No blanket ban for Russia at Rio Games

Russia could still have representation at the 2016 Rio Olympics after the International Olympic Committee (IOC) decided against a complete ban on the country.

It means the European nation could still send competitors in sports like archery, boxing, cycling, gymnastics, swimming, tennis and volleyball, among others, to compete at the Rio Games.

However, it is not yet cut and dried as the IOC has revealed “it is up to individual sport’s governing bodies to determine if Russian competitors are clean” and should be allowed to compete at the Games.

In a statement the IOC said that “Russian athletes in any of the 28 Olympic summer sports have to assume the consequences of what amounts to a collective responsibility in order to protect the credibility of the Olympic competitions, and the ‘presumption of innocence’ cannot be applied to them.

“On the other hand, according to the rules of natural justice, individual justice, to which every human being is entitled, has to be applied. This means that each affected athlete must be given the opportunity to rebut the applicability of collective responsibility in his or her individual case.”

Russian athletes will also have to meet strict additional out-of-competition testing programme if they are to compete at Rio.

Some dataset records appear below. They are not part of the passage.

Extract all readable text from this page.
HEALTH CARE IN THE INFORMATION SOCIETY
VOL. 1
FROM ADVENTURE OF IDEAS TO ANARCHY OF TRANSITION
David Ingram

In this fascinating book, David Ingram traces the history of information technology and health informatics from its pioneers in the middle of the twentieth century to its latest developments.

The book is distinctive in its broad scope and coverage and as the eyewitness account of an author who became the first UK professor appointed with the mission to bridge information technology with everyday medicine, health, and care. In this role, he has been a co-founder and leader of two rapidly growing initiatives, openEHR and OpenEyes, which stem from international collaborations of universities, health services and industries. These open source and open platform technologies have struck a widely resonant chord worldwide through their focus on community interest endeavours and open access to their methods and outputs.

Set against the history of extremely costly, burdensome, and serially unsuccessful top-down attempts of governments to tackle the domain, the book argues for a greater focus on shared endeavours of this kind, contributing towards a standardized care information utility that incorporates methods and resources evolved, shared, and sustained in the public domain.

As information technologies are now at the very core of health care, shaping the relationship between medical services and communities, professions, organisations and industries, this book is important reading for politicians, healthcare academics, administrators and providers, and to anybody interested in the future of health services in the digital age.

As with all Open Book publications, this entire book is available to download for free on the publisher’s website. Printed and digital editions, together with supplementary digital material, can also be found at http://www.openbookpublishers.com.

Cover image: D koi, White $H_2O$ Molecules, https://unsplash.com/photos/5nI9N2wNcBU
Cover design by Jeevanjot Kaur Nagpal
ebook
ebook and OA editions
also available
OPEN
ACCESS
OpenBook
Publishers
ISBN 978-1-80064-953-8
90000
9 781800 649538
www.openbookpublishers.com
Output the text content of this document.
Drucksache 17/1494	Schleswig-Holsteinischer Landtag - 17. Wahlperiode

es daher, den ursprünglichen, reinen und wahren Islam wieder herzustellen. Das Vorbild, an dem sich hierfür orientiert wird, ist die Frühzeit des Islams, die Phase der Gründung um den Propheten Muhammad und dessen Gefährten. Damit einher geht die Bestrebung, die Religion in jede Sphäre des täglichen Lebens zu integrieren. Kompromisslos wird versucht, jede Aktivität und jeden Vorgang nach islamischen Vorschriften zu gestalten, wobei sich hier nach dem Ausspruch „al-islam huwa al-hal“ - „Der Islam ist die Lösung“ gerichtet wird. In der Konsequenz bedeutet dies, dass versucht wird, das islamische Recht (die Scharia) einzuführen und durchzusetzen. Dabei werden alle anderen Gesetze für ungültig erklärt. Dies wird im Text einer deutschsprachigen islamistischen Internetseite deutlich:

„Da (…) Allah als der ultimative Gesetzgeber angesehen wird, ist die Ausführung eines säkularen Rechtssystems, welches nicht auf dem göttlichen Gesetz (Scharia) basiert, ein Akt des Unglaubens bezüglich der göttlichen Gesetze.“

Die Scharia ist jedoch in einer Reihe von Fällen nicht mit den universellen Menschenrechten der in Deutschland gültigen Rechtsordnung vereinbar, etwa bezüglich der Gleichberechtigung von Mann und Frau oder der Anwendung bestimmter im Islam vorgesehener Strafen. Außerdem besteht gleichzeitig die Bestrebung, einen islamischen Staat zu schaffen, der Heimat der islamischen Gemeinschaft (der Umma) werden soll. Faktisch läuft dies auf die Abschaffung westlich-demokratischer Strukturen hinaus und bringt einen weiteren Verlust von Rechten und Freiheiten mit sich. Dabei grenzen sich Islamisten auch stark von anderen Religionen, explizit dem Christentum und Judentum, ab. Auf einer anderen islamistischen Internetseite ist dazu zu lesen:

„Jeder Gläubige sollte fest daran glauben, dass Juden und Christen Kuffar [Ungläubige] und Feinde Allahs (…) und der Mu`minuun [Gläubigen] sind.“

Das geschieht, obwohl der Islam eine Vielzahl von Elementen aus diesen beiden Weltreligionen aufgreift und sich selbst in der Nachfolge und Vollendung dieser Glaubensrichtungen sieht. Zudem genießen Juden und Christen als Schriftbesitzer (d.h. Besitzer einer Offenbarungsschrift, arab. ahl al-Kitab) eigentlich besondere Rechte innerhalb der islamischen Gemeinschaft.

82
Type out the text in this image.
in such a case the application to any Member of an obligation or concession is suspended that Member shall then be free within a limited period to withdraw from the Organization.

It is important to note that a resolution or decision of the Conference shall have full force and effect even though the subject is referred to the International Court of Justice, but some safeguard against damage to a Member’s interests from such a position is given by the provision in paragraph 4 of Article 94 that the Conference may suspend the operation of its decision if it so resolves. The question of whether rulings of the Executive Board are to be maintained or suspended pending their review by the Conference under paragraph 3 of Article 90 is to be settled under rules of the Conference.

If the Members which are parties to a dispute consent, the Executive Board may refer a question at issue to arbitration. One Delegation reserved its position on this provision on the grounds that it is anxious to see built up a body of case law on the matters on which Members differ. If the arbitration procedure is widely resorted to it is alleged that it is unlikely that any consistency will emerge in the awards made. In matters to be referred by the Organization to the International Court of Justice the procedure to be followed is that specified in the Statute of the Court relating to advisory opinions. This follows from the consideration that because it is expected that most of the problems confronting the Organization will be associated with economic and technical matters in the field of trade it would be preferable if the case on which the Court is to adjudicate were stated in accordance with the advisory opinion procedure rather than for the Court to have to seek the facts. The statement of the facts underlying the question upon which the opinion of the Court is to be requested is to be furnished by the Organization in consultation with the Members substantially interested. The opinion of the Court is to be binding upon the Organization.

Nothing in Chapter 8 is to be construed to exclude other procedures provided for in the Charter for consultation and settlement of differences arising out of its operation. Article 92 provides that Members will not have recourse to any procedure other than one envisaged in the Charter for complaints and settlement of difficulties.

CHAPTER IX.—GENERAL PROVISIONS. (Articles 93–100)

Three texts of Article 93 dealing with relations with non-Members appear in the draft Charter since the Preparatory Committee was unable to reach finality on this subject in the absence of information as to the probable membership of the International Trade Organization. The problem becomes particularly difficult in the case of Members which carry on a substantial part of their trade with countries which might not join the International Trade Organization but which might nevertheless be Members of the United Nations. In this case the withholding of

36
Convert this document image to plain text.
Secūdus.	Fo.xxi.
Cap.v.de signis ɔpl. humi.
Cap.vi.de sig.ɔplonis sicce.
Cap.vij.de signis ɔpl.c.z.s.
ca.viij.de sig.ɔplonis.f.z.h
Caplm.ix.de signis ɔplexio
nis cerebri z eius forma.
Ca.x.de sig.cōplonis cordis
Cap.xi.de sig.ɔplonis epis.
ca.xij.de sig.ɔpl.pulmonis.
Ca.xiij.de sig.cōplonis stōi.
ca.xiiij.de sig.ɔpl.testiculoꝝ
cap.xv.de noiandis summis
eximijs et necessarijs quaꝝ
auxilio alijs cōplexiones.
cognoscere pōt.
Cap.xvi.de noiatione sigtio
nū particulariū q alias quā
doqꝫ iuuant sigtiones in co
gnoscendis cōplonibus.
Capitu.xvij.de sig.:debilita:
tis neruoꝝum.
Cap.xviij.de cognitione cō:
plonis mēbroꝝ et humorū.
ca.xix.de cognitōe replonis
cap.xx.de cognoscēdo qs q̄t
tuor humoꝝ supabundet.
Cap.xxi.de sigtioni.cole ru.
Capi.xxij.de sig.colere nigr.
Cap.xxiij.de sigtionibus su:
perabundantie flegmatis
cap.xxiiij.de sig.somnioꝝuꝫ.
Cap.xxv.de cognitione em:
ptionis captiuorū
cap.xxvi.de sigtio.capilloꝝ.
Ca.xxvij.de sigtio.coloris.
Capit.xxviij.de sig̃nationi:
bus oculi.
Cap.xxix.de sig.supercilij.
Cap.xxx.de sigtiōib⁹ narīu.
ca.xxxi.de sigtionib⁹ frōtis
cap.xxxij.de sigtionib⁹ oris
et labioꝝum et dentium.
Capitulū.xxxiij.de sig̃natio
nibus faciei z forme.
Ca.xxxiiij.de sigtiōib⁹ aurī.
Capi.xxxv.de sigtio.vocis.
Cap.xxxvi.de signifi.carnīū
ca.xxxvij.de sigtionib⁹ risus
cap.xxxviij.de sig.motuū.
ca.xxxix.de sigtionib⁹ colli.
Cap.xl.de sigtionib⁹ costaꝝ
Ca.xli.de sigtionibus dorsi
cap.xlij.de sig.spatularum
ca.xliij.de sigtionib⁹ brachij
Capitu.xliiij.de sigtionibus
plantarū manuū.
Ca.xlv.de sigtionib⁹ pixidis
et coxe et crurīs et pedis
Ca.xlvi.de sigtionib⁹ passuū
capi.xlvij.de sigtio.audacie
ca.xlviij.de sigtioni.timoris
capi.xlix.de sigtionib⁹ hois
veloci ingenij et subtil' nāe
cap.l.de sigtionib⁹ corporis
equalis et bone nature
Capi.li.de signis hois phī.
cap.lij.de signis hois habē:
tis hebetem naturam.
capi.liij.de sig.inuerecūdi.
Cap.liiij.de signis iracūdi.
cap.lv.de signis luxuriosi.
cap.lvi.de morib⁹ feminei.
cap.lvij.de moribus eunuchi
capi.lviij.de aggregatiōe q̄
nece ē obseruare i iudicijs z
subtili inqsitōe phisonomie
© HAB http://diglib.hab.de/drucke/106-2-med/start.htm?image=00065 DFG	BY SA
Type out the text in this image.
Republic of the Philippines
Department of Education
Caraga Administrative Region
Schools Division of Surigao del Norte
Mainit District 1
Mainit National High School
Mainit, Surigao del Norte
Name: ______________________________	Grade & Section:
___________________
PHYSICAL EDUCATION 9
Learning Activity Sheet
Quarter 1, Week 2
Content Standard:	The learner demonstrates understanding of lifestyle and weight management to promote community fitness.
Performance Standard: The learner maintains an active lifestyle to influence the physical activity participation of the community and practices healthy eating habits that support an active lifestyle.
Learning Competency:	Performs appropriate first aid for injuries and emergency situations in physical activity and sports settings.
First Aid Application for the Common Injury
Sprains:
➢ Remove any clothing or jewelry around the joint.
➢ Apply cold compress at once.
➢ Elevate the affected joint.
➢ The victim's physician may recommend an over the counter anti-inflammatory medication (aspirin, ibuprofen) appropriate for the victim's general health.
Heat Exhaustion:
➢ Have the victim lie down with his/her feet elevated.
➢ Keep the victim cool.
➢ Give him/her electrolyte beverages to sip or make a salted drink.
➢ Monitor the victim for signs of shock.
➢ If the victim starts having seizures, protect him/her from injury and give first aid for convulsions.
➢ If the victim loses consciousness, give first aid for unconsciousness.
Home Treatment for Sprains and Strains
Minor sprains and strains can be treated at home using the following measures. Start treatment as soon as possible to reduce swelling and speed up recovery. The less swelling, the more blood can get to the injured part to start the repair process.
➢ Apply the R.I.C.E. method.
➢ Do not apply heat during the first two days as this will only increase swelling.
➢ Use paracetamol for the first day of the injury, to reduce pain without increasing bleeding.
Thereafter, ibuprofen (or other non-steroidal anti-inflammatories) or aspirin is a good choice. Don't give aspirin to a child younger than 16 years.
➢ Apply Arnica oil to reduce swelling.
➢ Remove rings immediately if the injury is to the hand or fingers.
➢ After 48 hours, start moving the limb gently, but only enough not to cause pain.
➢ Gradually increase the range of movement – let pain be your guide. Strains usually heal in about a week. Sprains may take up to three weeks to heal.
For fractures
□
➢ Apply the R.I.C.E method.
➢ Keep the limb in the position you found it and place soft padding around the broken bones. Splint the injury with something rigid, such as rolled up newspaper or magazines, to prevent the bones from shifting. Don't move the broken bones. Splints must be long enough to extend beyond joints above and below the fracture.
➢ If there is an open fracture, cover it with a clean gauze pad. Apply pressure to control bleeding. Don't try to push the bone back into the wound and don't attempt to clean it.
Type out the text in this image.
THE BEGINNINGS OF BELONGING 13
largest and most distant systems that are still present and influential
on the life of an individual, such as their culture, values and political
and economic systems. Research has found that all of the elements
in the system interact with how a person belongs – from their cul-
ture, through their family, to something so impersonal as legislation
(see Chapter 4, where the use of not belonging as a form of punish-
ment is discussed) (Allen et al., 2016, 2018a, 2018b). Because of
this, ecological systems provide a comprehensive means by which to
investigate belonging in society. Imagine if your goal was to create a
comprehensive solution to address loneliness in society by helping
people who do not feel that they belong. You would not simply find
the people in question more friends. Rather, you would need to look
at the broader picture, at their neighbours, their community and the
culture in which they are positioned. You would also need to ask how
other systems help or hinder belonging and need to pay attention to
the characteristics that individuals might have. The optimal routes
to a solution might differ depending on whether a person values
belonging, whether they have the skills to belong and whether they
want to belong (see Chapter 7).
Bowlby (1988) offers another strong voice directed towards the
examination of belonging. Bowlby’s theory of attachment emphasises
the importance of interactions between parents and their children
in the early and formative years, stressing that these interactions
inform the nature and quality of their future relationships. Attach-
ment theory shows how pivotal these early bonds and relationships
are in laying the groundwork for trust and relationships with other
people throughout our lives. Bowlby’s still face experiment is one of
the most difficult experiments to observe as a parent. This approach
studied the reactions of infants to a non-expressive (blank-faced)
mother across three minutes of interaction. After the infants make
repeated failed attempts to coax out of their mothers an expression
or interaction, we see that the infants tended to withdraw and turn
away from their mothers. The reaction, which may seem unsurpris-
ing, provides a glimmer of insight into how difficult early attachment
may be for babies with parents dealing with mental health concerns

The statement added: “The ROC is not allowed to enter any athlete for the Olympic Games Rio 2016 who has ever been sanctioned for doping, even if he or she has served the sanction.”

Furthermore, the IOC has banned Russian doping whistle blower Yulia Stepanova.

“While it is true that Mrs Stepanova’s testimony and public statements have made a contribution to the protection and promotion of clean athletes, fair play and the integrity and authenticity of sport, the Rules of the Olympic Charter related to the organisation of the Olympic Games run counter to the recognition of the status of neutral athlete,” the report said.

“Furthermore, the sanction to which she was subject and the circumstances in which she denounced the doping practices which she had used herself, do not satisfy the ethical requirements for an athlete to enter the Olympic Games.”

The IAAF earlier this year banned all Russian track and field athletes from competition after an independent report found evidence of widespread state-sponsored doping.

Russia appealed against the decision, but the ruling was upheld at the Court for Arbitration of Sport earlier this week.